I did cry, and even more, if Joel hadn’t popped like the fourth man in the furnace. I stand up to run out of the classroom, but Joal grabs me by the hand.
“When will you stop running?” He asks. But I don’t care about his question. I want to free my hand from his grip and go home to cry.
‘These girls didn’t pay your tuition, remember.”
Still, I fight for my hand’s freedom, his grip is too firm. ‘
Fight,’ he says, and then let go, almost making me crash to the ground.
That same day, I decide to fight. I want to peel the accent off like snakes do their skin because I’m more than it and it’s costing me my freedom and peace of mind.
I make the library a home and watch sweet talkers and speeches for months. I am no longer the old me, and never again will I be.
The next semester and subsequent semesters are for me, not for them anymore. I become the Academic-King Kong. The girls repent.
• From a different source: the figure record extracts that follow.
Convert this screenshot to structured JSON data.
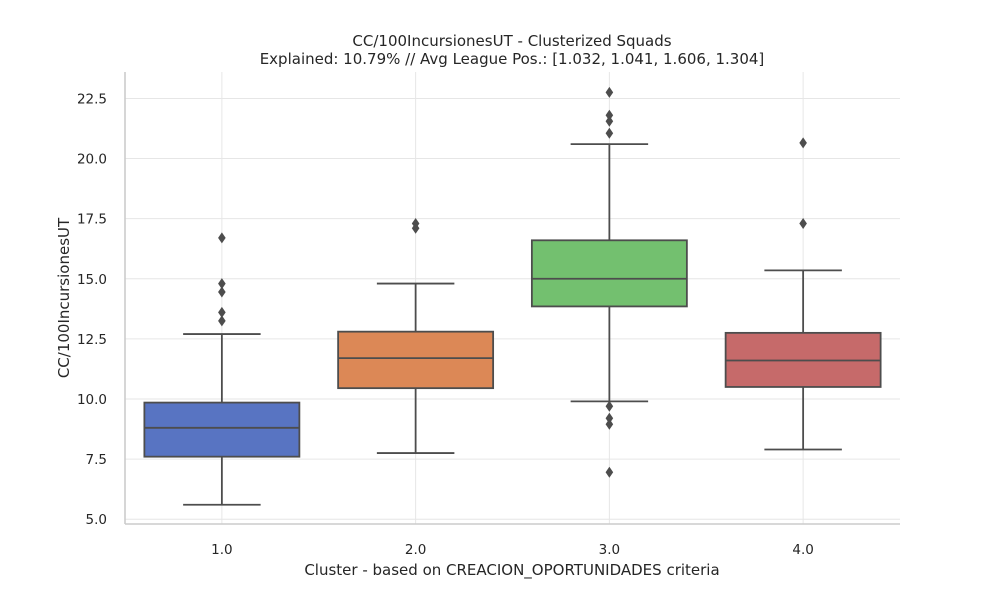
{
  "chart_data": {
    "type": "box",
    "title_line1": "CC/100IncursionesUT - Clusterized Squads",
    "title_line2": "Explained: 10.79% // Avg League Pos.: [1.032, 1.041, 1.606, 1.304]",
    "xlabel": "Cluster - based on CREACION_OPORTUNIDADES criteria",
    "ylabel": "CC/100IncursionesUT",
    "ylim": [
      4.8,
      23.6
    ],
    "yticks": [
      5.0,
      7.5,
      10.0,
      12.5,
      15.0,
      17.5,
      20.0,
      22.5
    ],
    "ytick_labels": [
      "5.0",
      "7.5",
      "10.0",
      "12.5",
      "15.0",
      "17.5",
      "20.0",
      "22.5"
    ],
    "grid": true,
    "boxes": [
      {
        "category": "1.0",
        "color": "#5874c2",
        "whislo": 5.6,
        "q1": 7.6,
        "med": 8.8,
        "q3": 9.85,
        "whishi": 12.7,
        "fliers": [
          13.25,
          13.6,
          14.45,
          14.8,
          16.7
        ]
      },
      {
        "category": "2.0",
        "color": "#dc8856",
        "whislo": 7.75,
        "q1": 10.45,
        "med": 11.7,
        "q3": 12.8,
        "whishi": 14.8,
        "fliers": [
          17.1,
          17.3
        ]
      },
      {
        "category": "3.0",
        "color": "#73c06f",
        "whislo": 9.9,
        "q1": 13.85,
        "med": 15.0,
        "q3": 16.6,
        "whishi": 20.6,
        "fliers": [
          6.95,
          8.95,
          9.2,
          9.7,
          21.05,
          21.55,
          21.8,
          22.75
        ]
      },
      {
        "category": "4.0",
        "color": "#c66a6a",
        "whislo": 7.9,
        "q1": 10.5,
        "med": 11.6,
        "q3": 12.75,
        "whishi": 15.35,
        "fliers": [
          17.3,
          20.65
        ]
      }
    ]
  }
}
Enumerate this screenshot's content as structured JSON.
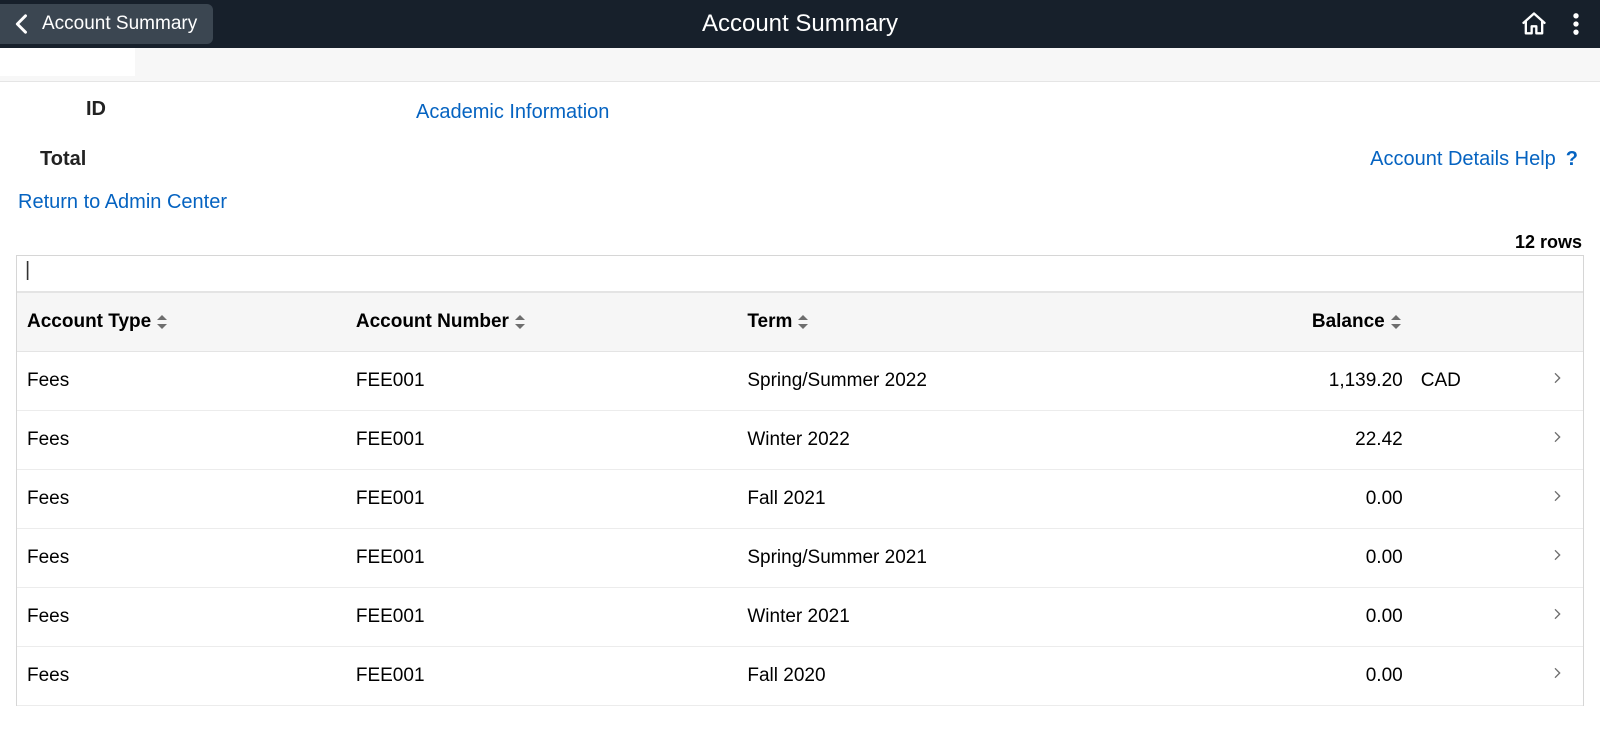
{
  "header": {
    "back_label": "Account Summary",
    "title": "Account Summary"
  },
  "info": {
    "id_label": "ID",
    "academic_link": "Academic Information",
    "total_label": "Total",
    "help_link": "Account Details Help"
  },
  "return_link": "Return to Admin Center",
  "table": {
    "row_count_label": "12 rows",
    "columns": {
      "account_type": "Account Type",
      "account_number": "Account Number",
      "term": "Term",
      "balance": "Balance"
    },
    "column_widths": [
      "21%",
      "25%",
      "33%",
      "10%",
      "6%",
      "5%"
    ],
    "rows": [
      {
        "type": "Fees",
        "number": "FEE001",
        "term": "Spring/Summer 2022",
        "balance": "1,139.20",
        "currency": "CAD"
      },
      {
        "type": "Fees",
        "number": "FEE001",
        "term": "Winter 2022",
        "balance": "22.42",
        "currency": ""
      },
      {
        "type": "Fees",
        "number": "FEE001",
        "term": "Fall 2021",
        "balance": "0.00",
        "currency": ""
      },
      {
        "type": "Fees",
        "number": "FEE001",
        "term": "Spring/Summer 2021",
        "balance": "0.00",
        "currency": ""
      },
      {
        "type": "Fees",
        "number": "FEE001",
        "term": "Winter 2021",
        "balance": "0.00",
        "currency": ""
      },
      {
        "type": "Fees",
        "number": "FEE001",
        "term": "Fall 2020",
        "balance": "0.00",
        "currency": ""
      }
    ]
  },
  "colors": {
    "topbar_bg": "#17202b",
    "link": "#0563c1",
    "header_bg": "#f6f6f6",
    "border": "#e4e4e4"
  }
}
Little choices come their way, for if they want to pass courses like Algorithm, they have to attend classes with me as their tutor, their butts down, and their lips sealed – they simply repent.
Watching their face as they frown at Algorithm, smile excites the depth of my stomach. They pushed me and there they are frowning. I learned, there is a deficiency in every one.
If one commits to helping herself, she will help those around. Only and only if she has helped herself. They pushed me and now I’m smiling, and they are frowning.
The accent did not peel off, though, because it is in me and ‘trying to’ is enough. One can’t change everything – yes, I am Bewaji and yes, I am from Wasinmi.